In our western culture, food (and meals) are far less significant, often nothing more than entertainment. Thus, the idea of pulling Communion out of the ritual of the church worship context and incorporating it into a common meal would seem to diminish its sacredness. Instead, we are called to rediscover and reinvest the sacred into the shared meal. In fact, the way church gathers should arguably reorganize around this central act of worship, where hospitality return as an essential practice of the faith.
At Little Flowers Community, the shared meal is the central act of worship in our church. Each brings what they can for a very eclectic collection of food that we share freely with one another. Rich, poor, mentally ill or social awkward- all of us come together in the round, explicitly for our shared love for and devotion to Jesus, and celebrate Him through “feasting”.

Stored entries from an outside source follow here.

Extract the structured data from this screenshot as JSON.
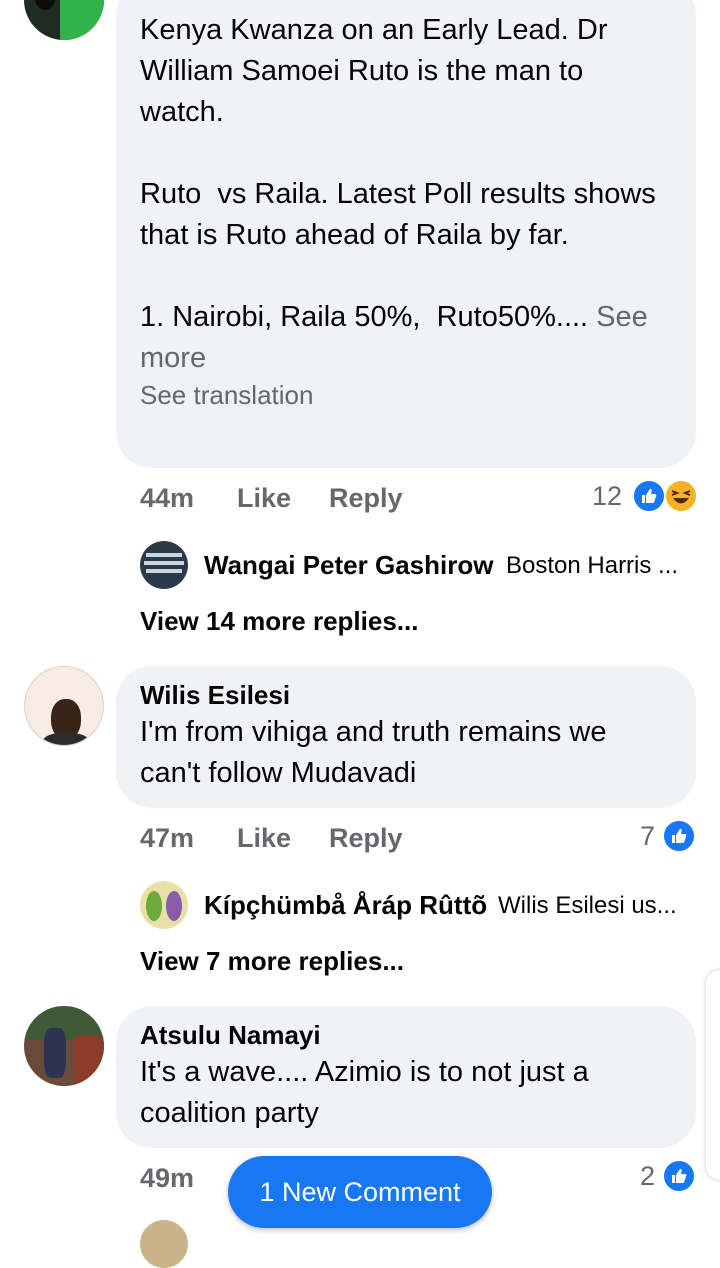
{
  "comments": [
    {
      "body": "Kenya Kwanza on an Early Lead. Dr William Samoei Ruto is the man to watch.\n\nRuto  vs Raila. Latest Poll results shows that is Ruto ahead of Raila by far.\n\n1. Nairobi, Raila 50%,  Ruto50%.... ",
      "see_more": "See more",
      "see_translation": "See translation",
      "time": "44m",
      "like": "Like",
      "reply": "Reply",
      "reaction_count": "12",
      "reactions": [
        "like-icon",
        "haha-icon"
      ],
      "reply_preview": {
        "name": "Wangai Peter Gashirow",
        "snippet": "Boston Harris ..."
      },
      "view_more": "View 14 more replies..."
    },
    {
      "name": "Wilis Esilesi",
      "body": "I'm from vihiga and truth remains we can't follow Mudavadi",
      "time": "47m",
      "like": "Like",
      "reply": "Reply",
      "reaction_count": "7",
      "reactions": [
        "like-icon"
      ],
      "reply_preview": {
        "name": "Kípçhümbå Åráp Rûttõ",
        "snippet": "Wilis Esilesi  us..."
      },
      "view_more": "View 7 more replies..."
    },
    {
      "name": "Atsulu Namayi",
      "body": "It's a wave.... Azimio is to not just a coalition party",
      "time": "49m",
      "reaction_count": "2",
      "reactions": [
        "like-icon"
      ]
    }
  ],
  "new_comment_button": "1 New Comment",
  "colors": {
    "accent": "#1877f2",
    "bubble": "#f0f2f5",
    "muted": "#65676b",
    "haha": "#f7b125"
  }
}
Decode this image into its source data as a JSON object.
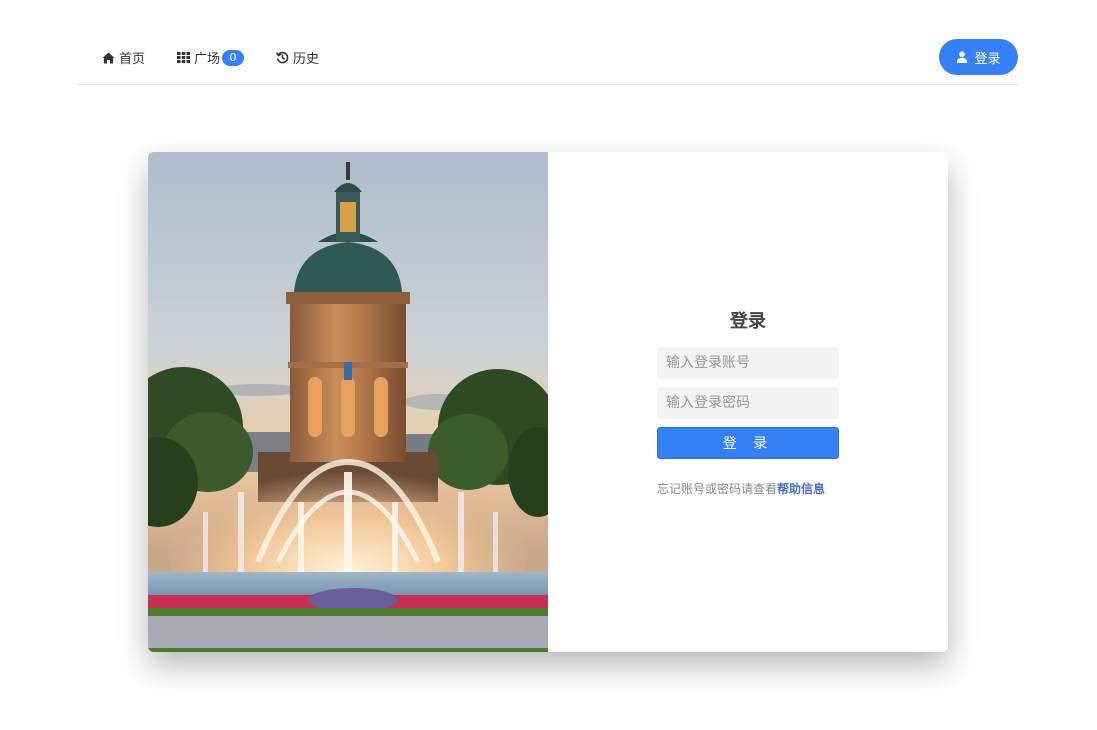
{
  "nav": {
    "items": [
      {
        "label": "首页",
        "icon": "home-icon"
      },
      {
        "label": "广场",
        "icon": "grid-icon",
        "badge": "0"
      },
      {
        "label": "历史",
        "icon": "history-icon"
      }
    ],
    "login_button": "登录"
  },
  "login": {
    "title": "登录",
    "account_placeholder": "输入登录账号",
    "password_placeholder": "输入登录密码",
    "submit": "登 录",
    "help_text": "忘记账号或密码请查看",
    "help_link": "帮助信息"
  },
  "colors": {
    "accent": "#3480f5",
    "link": "#4a6fd6"
  }
}
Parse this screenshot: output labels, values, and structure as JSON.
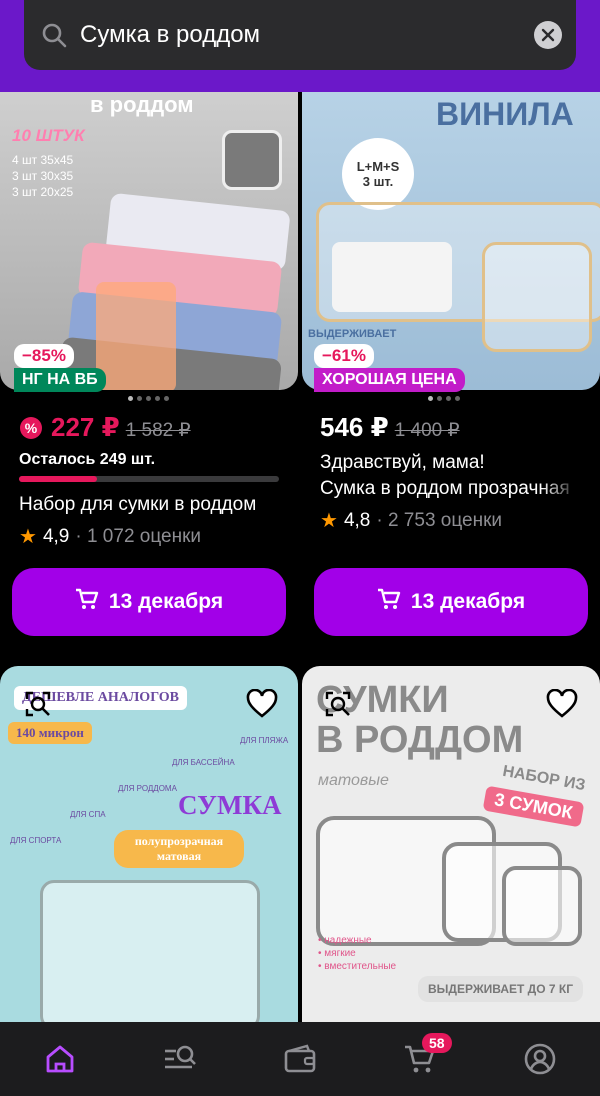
{
  "search": {
    "value": "Сумка в роддом"
  },
  "products": [
    {
      "discount": "−85%",
      "tag": "НГ НА ВБ",
      "price": "227 ₽",
      "old_price": "1 582 ₽",
      "stock": "Осталось 249 шт.",
      "title": "Набор для сумки в роддом",
      "rating": "4,9",
      "reviews": "· 1 072 оценки",
      "button": "13 декабря",
      "image_text": {
        "top": "в роддом",
        "count": "10 ШТУК",
        "sizes": [
          "4 шт 35х45",
          "3 шт 30х35",
          "3 шт 20х25"
        ]
      }
    },
    {
      "discount": "−61%",
      "tag": "ХОРОШАЯ ЦЕНА",
      "price": "546 ₽",
      "old_price": "1 400 ₽",
      "title_line1": "Здравствуй, мама!",
      "title_line2": "Сумка в роддом прозрачная",
      "rating": "4,8",
      "reviews": "· 2 753 оценки",
      "button": "13 декабря",
      "image_text": {
        "top": "ВИНИЛА",
        "set": "L+M+S",
        "pcs": "3 шт.",
        "hold": "ВЫДЕРЖИВАЕТ"
      }
    },
    {
      "image_text": {
        "top": "ДЕШЕВЛЕ АНАЛОГОВ",
        "mic": "140 микрон",
        "uses": [
          "ДЛЯ ПЛЯЖА",
          "ДЛЯ БАССЕЙНА",
          "ДЛЯ РОДДОМА",
          "ДЛЯ СПА",
          "ДЛЯ СПОРТА"
        ],
        "big": "СУМКА",
        "sub": "полупрозрачная матовая"
      }
    },
    {
      "image_text": {
        "title1": "СУМКИ",
        "title2": "В РОДДОМ",
        "matte": "матовые",
        "set1": "НАБОР ИЗ",
        "set2": "3 СУМОК",
        "feats": [
          "• надежные",
          "• мягкие",
          "• вместительные"
        ],
        "hold": "ВЫДЕРЖИВАЕТ ДО 7 КГ"
      }
    }
  ],
  "nav": {
    "cart_count": "58"
  },
  "colors": {
    "accent": "#a200e8",
    "header": "#6b18c9",
    "sale": "#e6185c",
    "tag_green": "#00875a",
    "tag_purple": "#c21cc9"
  }
}
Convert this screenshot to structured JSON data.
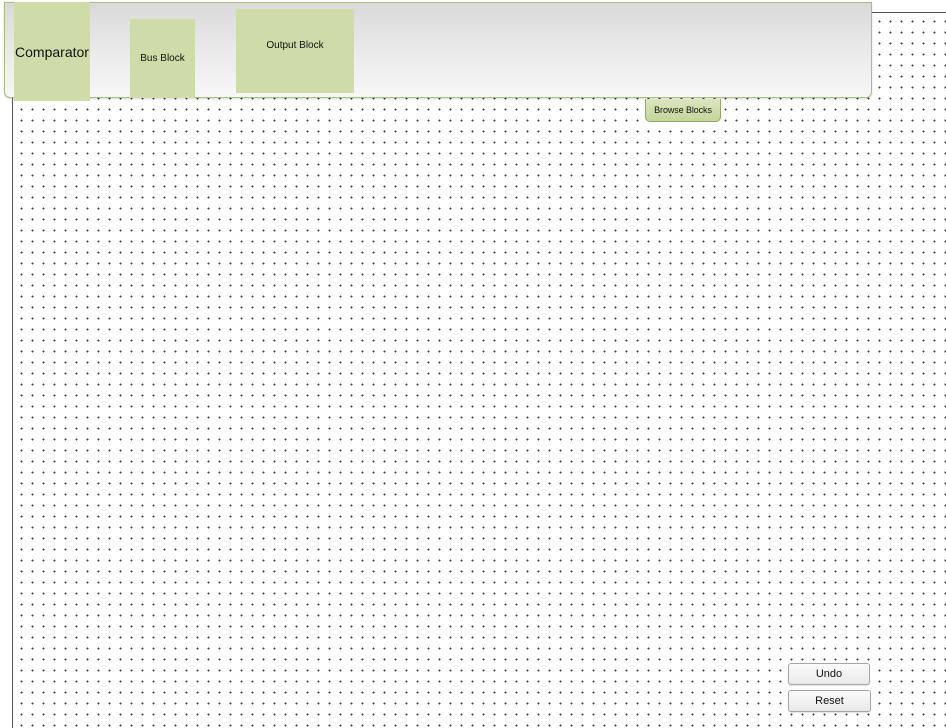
{
  "palette": {
    "blocks": [
      {
        "label": "Comparator"
      },
      {
        "label": "Bus Block"
      },
      {
        "label": "Output Block"
      }
    ],
    "browse_label": "Browse Blocks"
  },
  "controls": {
    "undo_label": "Undo",
    "reset_label": "Reset"
  },
  "colors": {
    "block_fill": "#cfdca9",
    "palette_border": "#a9bd7e",
    "grid_dot": "#3a3a3a"
  }
}
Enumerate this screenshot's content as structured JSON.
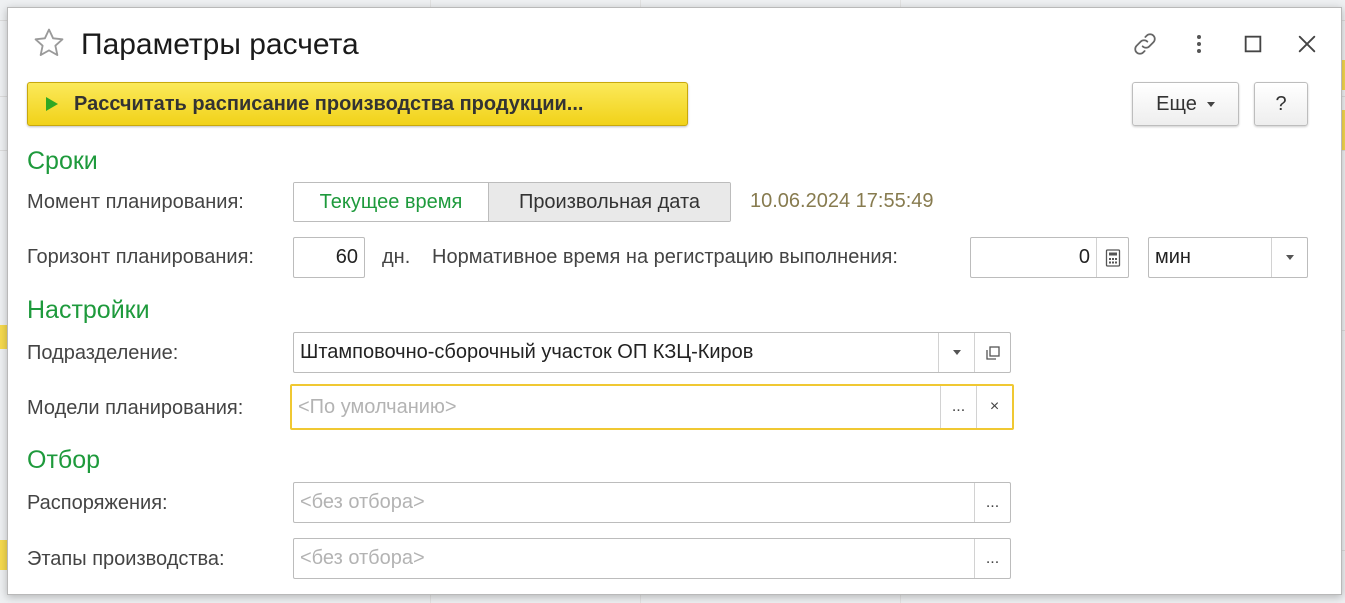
{
  "window": {
    "title": "Параметры расчета",
    "icons": [
      "star-icon",
      "link-icon",
      "more-vertical-icon",
      "maximize-icon",
      "close-icon"
    ]
  },
  "toolbar": {
    "run_label": "Рассчитать расписание производства продукции...",
    "more_label": "Еще",
    "help_label": "?"
  },
  "sections": {
    "terms": "Сроки",
    "settings": "Настройки",
    "filter": "Отбор"
  },
  "terms": {
    "moment_label": "Момент планирования:",
    "option_current": "Текущее время",
    "option_custom": "Произвольная дата",
    "selected_option": "Текущее время",
    "datetime": "10.06.2024 17:55:49",
    "horizon_label": "Горизонт планирования:",
    "horizon_value": "60",
    "horizon_unit": "дн.",
    "norm_label": "Нормативное время на регистрацию выполнения:",
    "norm_value": "0",
    "norm_unit": "мин"
  },
  "settings": {
    "department_label": "Подразделение:",
    "department_value": "Штамповочно-сборочный участок ОП КЗЦ-Киров",
    "models_label": "Модели планирования:",
    "models_placeholder": "<По умолчанию>",
    "models_select": "...",
    "models_clear": "×"
  },
  "filter": {
    "orders_label": "Распоряжения:",
    "orders_placeholder": "<без отбора>",
    "stages_label": "Этапы производства:",
    "stages_placeholder": "<без отбора>",
    "select_label": "..."
  },
  "colors": {
    "accent_green": "#1e9a3c",
    "run_button_yellow": "#f1d219",
    "focus_border": "#f0c832",
    "date_text": "#877b4f"
  }
}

However, the intimacy, celebration and unity that is displayed in that shared meal is a deeply attractive experience. As people outside of the church meet us, see that intimacy, participate in our common meal, they taste and see the goodness of God. They are not drawn by the piety of the group, but rather by the genuine love and community. Communion, then, becomes a beautiful invitation (and opportunity) for people to begin to enter into the redemptive work of Christ.
And what better way to demonstrate the fullness of the redemptive work than Communion? As we remember Christ’s sacrifice, we celebrate the hope of reconciliation with God. Further, as the means of that reconciliation is to die to self and to be resurrected together as His Body, it also opens the door for genuine relationship with one another. In this love of God and others, we can truly discover the fullness of life as individuals, uniquely known and love by God and others. Even the redemption of creation is celebrated as the bread and wine- substance of the earth itself- is the medium by which we enact this work of restoration.
For many, participating in Communion is a private piety between the individual and God. Has that been your experience? Has that changed? If so why?
What does Communion mean to you and your community?